One Small Voice

Sometimes, it’s easy to feel like your small voice isn’t making much of a difference in this big, noisy world.

Sometimes, it seems like speaking up won’t accomplish anything (except maybe to lose you a few friends).

Sometimes, you have to do it anyway.

This afternoon I saw something on Facebook. A proud mother posting photos of her kid’s school presentation on a historical figure – typical newsfeed fodder, right?

But this was a photo of a White middle-school kid in blackface.

I gasped and I muttered under my breath. I got angry and I prayed about holding my tongue and my temper.

And then, I decided to hold my temper but not my tongue. Because sitting silently in the face of injustice, in the presence of disrespect, in the view of racism (yup, I said it!) is no better than engaging in injustice and disrespect and racism oneself.

Of all the character traits I pray that my children will grow to embody – and that I pray they will SEE IN ME – integrity is one of the dearest to my heart. Because integrity, I believe, locks all the others together. Peace, patience, kindness, goodness, love: each of them is undergirded and strengthened by integrity.

I know and love people of color.

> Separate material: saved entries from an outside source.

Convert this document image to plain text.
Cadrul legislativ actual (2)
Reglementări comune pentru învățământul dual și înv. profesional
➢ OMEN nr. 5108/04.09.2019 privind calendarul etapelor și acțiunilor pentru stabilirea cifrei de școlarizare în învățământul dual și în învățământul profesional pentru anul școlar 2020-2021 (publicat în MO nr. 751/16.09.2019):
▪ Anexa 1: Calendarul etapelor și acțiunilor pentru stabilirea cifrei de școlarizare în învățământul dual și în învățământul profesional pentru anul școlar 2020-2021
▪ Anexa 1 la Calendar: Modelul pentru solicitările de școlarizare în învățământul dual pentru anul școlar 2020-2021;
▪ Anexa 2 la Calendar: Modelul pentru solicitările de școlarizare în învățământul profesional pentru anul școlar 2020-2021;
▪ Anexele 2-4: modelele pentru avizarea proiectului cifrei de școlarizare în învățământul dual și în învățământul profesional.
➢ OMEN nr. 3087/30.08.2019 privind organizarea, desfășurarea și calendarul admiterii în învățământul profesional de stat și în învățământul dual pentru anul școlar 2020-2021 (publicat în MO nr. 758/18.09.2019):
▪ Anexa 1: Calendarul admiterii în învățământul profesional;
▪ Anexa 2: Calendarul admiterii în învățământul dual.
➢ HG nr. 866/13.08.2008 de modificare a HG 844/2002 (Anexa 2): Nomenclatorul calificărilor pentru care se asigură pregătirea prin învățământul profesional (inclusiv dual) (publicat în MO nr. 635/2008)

I would be horrified for any of them to sit in a school auditorium and witness a kid parade in blackface on a stage. What’s more? I would be horrified for my White children to witness that, too. Because I don’t want my children to think that the defining characteristic of that famous freedom fighter was the color of his skin. I don’t want my community to be one where showing up to a public school wearing blackface is acceptable.

So I said something.

I don’t know if the lesson deep at the heart of this will get through to that mother or that preteen. (SPOILER ALERT: THE LESSON IS THAT BLACKFACE IS NEVER OKAY BECAUSE BLACKFACE IS ALWAYS DEEPLY DISRESPECTFUL.) I have hope, though, that they or their circle Facebook friends will see my comment and stop to think. Maybe one heart or mind will change. But even if they don’t? The other lesson deep at the heart of what happened today was for me: speaking out about Wrong is always okay because it is always the Right thing to do.